Synthesis & Development of Symmetric and Asymmetric Silicon Phthalocyanines Functionalized for Click-Chemistry

Abstract

Although organic field-effect transistors (OFETs) are still advancing flexible and affordable electronics, their wider application is still constrained by their instability, processing difficulties, and ideal charge transfer properties, among other challenges. Because of their environmental stability, customizable optoelectronic characteristics, and two axial coordination sites that allow structural manipulation without affecting the phthalocyanine core, silicon phthalocyanines (SiPcs) present a viable platform to overcome these constraints. The design, synthesis, and characterisation of several axially substituted SiPc compounds intended to improve solution processability, provide clickable functionality, and modify solid-state organization for OFET applications are presented in this thesis.
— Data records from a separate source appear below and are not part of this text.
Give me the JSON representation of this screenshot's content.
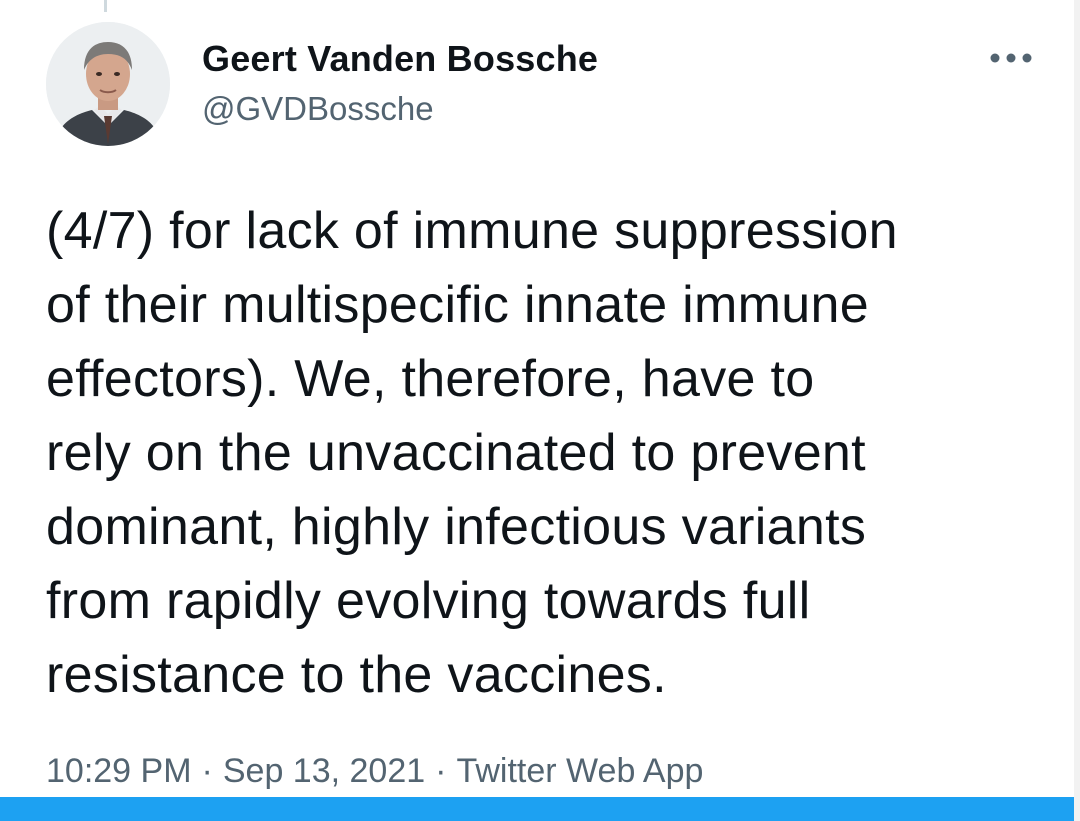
{
  "tweet": {
    "author": {
      "name": "Geert Vanden Bossche",
      "handle": "@GVDBossche",
      "avatar_icon": "profile-photo"
    },
    "more_icon": "more-horizontal-icon",
    "text": "(4/7) for lack of immune suppression\nof their multispecific innate immune\neffectors). We, therefore, have to\nrely on the unvaccinated to prevent\ndominant, highly infectious variants\nfrom rapidly evolving towards full\nresistance to the vaccines.",
    "time": "10:29 PM",
    "date": "Sep 13, 2021",
    "source": "Twitter Web App",
    "separator": "·"
  },
  "colors": {
    "text_primary": "#0f1419",
    "text_secondary": "#536471",
    "accent_bar": "#1da1f2"
  }
}
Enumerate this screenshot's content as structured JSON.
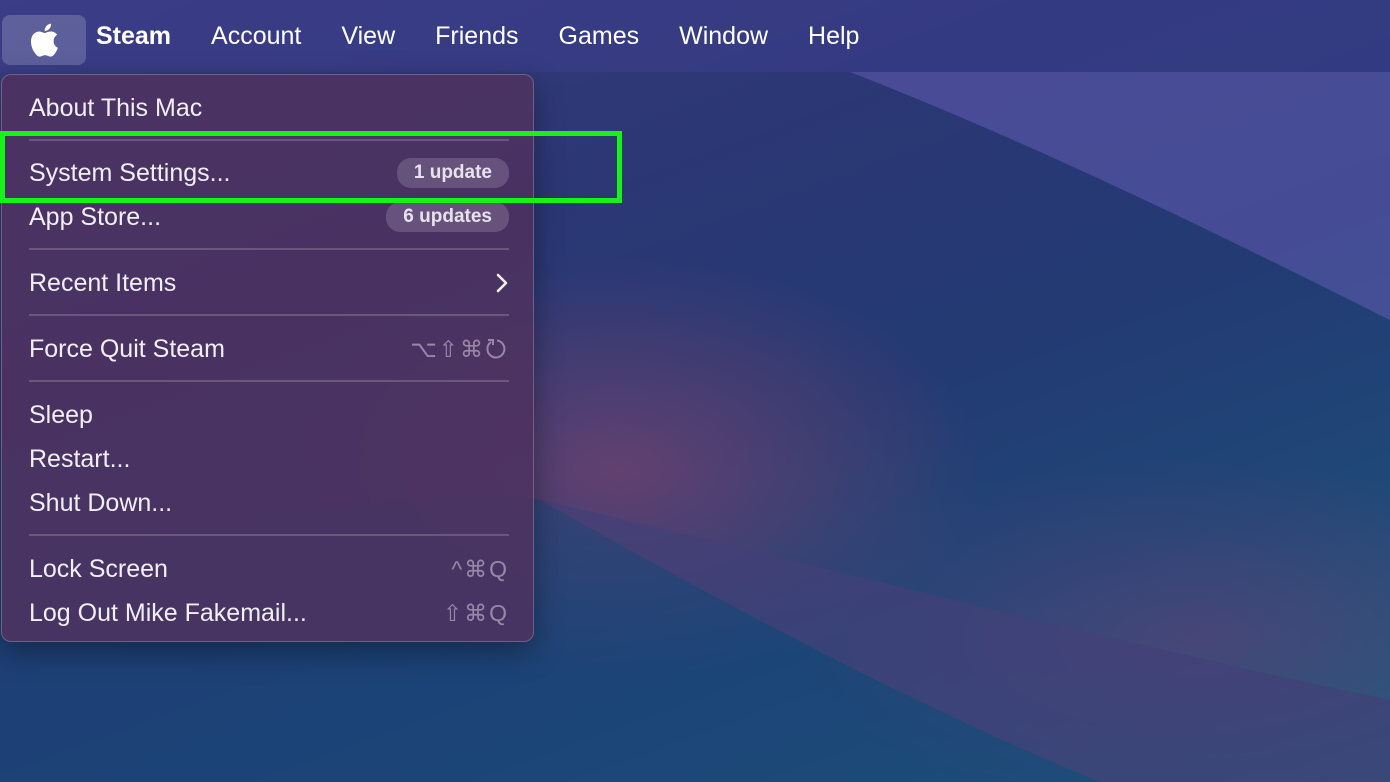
{
  "menubar": {
    "apple_icon": "apple-logo-icon",
    "app_name": "Steam",
    "items": [
      "Account",
      "View",
      "Friends",
      "Games",
      "Window",
      "Help"
    ]
  },
  "apple_menu": {
    "about": "About This Mac",
    "system_settings": {
      "label": "System Settings...",
      "badge": "1 update"
    },
    "app_store": {
      "label": "App Store...",
      "badge": "6 updates"
    },
    "recent_items": {
      "label": "Recent Items",
      "icon": "chevron-right-icon"
    },
    "force_quit": {
      "label": "Force Quit Steam",
      "shortcut": "⌥⇧⌘",
      "shortcut_icon": "power-escape-icon"
    },
    "sleep": "Sleep",
    "restart": "Restart...",
    "shut_down": "Shut Down...",
    "lock_screen": {
      "label": "Lock Screen",
      "shortcut": "^⌘Q"
    },
    "log_out": {
      "label": "Log Out Mike Fakemail...",
      "shortcut": "⇧⌘Q"
    }
  },
  "colors": {
    "highlight": "#19f21a",
    "menu_bg": "#4e3260",
    "menubar_bg": "#3c3e8c"
  }
}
Optimized techniques were used to create symmetrical and asymmetrical SiPcs with benzyloxy-alkyne or thienyl-alkyne axial ligands, with a focus on regulating axial substitution patterns. The effects of axial ligand identity on solubility, aggregation behavior, frontier orbital energies, and redox stability were assessed through extensive structural, optical, and electrochemical characterization, including NMR spectroscopy, mass spectrometry, UV-vis absorption, and cyclic voltammetry. Copper(I)-catalyzed azide-alkyne cycloaddition (CuAAC) reactions were carried out on one of the SiPc derivatives isolated to demonstrate the functional utility of the designed ligands. This established a basis for future polymer-SiPc covalent hybrid systems achieved via click chemistry and supports their compatibility with post-synthetic modification. The promise of these materials as n-type semiconductors is demonstrated by preliminary OFET device integration, where axial asymmetry and alkyne-based substituents provide chemical diversification. All in all, this work develops a modular design approach for SiPc-based organic semiconductors, offering fresh perspectives on how axial functionalization controls structure-property relationships and facilitating the creation of covalently linked polymer-SiPc architectures for stable, high-performance OFETs in the future.